Worker Logs (dask_worker_logs/dask-adaptive-test_*.err or *.out):
*slurmstepd-hsim-s49a12: error: *** JOB 58688261 ON hsim-s49a12 CANCELLED AT 2025-04-28T12:08:29 ***
slurmstepd-hsim-s74b18: error: *** JOB 60560569 ON hsim-s74b18 CANCELLED AT 2025-04-28T12:08:33 ***
slurmstepd-hsim-s74b18: error: *** JOB 60560651 ON hsim-s74b18 CANCELLED AT 2025-04-28T12:08:37 ***
slurmstepd-hsim-s73b18: error: *** JOB 60560685 ON hsim-s73b18 CANCELLED AT 2025-04-28T12:08:41 ***
slurmstepd-hsim-s69b3: error: *** JOB 60560182 ON hsim-s69b3 CANCELLED AT 2025-04-28T12:08:17 ***
slurmstepd-hsim-s45a20: error: *** JOB 58719358 ON hsim-s45a20 CANCELLED AT 2025-04-28T12:08:17 ***
slurmstepd-hsim-s62a8: error: *** JOB 58719524 ON hsim-s62a8 CANCELLED AT 2025-04-28T12:08:21 ***
slurmstepd-hsim-s58a15: error: *** JOB 58586616 ON hsim-s58a15 CANCELLED AT 2025-04-28T12:08:25 ****
Observations & Question:

  • The KilledWorker error suggests the worker processes are terminating unexpectedly.
  • Given that fixed scaling (cluster.scale()) works, the issue seems related to the dynamics of adaptive scaling. Perhaps the rapid concurrent startup of many workers/jobs via adapt() triggers resource limits (memory spikes, network filesystem contention during environment setup, scheduler load?) that aren’t hit with a more gradual fixed scaling.
  • The memory per worker (25GB / 3 processes ≈ 8.3GB) might be tight, but it seems sufficient when workers are started via scale().
  • I also see RuntimeWarning: coroutine 'AsyncDaskSLURMJob._close_job' was never awaited warnings, but these often seem unrelated to the core KilledWorker problem.
    Has anyone encountered similar issues where adapt() causes instability while scale() is fine? What specific aspects of adaptive scaling might trigger worker failures (like OOM kills) that wouldn’t happen with fixed scaling? Any tips on further debugging this?
    Environment:
  • dask: 2025.3.0
  • distributed: 2025.3.0
  • dask-jobqueue: 0.9.0
  • Python: 3.10.12
  • OS: Linux
    Thanks for any insights!

Hi @Rama_Krishna_Reddy, welcome to Dask community!

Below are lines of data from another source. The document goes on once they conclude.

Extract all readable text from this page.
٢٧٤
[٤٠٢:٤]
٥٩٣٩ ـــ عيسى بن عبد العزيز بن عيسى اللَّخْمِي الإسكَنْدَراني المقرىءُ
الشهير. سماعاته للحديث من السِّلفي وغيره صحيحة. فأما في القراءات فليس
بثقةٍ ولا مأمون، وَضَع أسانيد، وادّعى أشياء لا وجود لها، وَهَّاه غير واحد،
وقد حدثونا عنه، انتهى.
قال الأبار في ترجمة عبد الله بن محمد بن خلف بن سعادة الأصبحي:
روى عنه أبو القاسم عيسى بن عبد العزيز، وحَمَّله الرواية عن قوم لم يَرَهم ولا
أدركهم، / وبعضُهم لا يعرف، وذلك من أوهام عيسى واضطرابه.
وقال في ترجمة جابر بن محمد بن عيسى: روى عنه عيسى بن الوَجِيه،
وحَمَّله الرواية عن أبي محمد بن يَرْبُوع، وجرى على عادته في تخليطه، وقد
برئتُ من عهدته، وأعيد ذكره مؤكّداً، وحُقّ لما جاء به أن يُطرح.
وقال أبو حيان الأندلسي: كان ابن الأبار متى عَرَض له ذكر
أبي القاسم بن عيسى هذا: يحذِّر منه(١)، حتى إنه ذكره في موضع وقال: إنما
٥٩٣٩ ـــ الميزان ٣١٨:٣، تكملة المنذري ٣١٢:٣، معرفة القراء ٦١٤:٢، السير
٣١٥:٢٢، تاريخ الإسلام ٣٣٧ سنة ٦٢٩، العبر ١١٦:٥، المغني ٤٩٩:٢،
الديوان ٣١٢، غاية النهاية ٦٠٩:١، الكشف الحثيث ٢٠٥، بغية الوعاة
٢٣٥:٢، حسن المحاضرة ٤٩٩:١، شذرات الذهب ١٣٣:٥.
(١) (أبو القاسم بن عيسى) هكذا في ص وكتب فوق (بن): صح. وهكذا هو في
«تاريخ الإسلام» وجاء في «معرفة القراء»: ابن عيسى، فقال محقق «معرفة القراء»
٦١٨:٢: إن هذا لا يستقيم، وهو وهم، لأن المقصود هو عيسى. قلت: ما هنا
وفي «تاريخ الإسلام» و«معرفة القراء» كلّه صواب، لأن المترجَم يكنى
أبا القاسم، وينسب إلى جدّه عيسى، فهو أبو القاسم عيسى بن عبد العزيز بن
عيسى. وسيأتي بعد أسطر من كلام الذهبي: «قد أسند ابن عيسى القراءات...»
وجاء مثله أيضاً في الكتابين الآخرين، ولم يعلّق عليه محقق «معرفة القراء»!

Looking at your basic example, I’m not sure of what could be killing the jobs and making your workflow fail. I guess we probably need more logs if you canf ind them:

  • Scheduler/Client logs showing how adaptive behavior is scalling jobs up and down,
  • Worker logs to see what happen and the stack trace of a single task failure.

I don’t think this should be an issue: your toy example doesn’t need many resources, and standard scaling is also submitting a lot of jobs at the beginning.

Well, it doesn’t seem tight to me, especially considering your tasks.

There are issues with adaptive scaling, it’s hard to get right, but it should work fine with this simple example.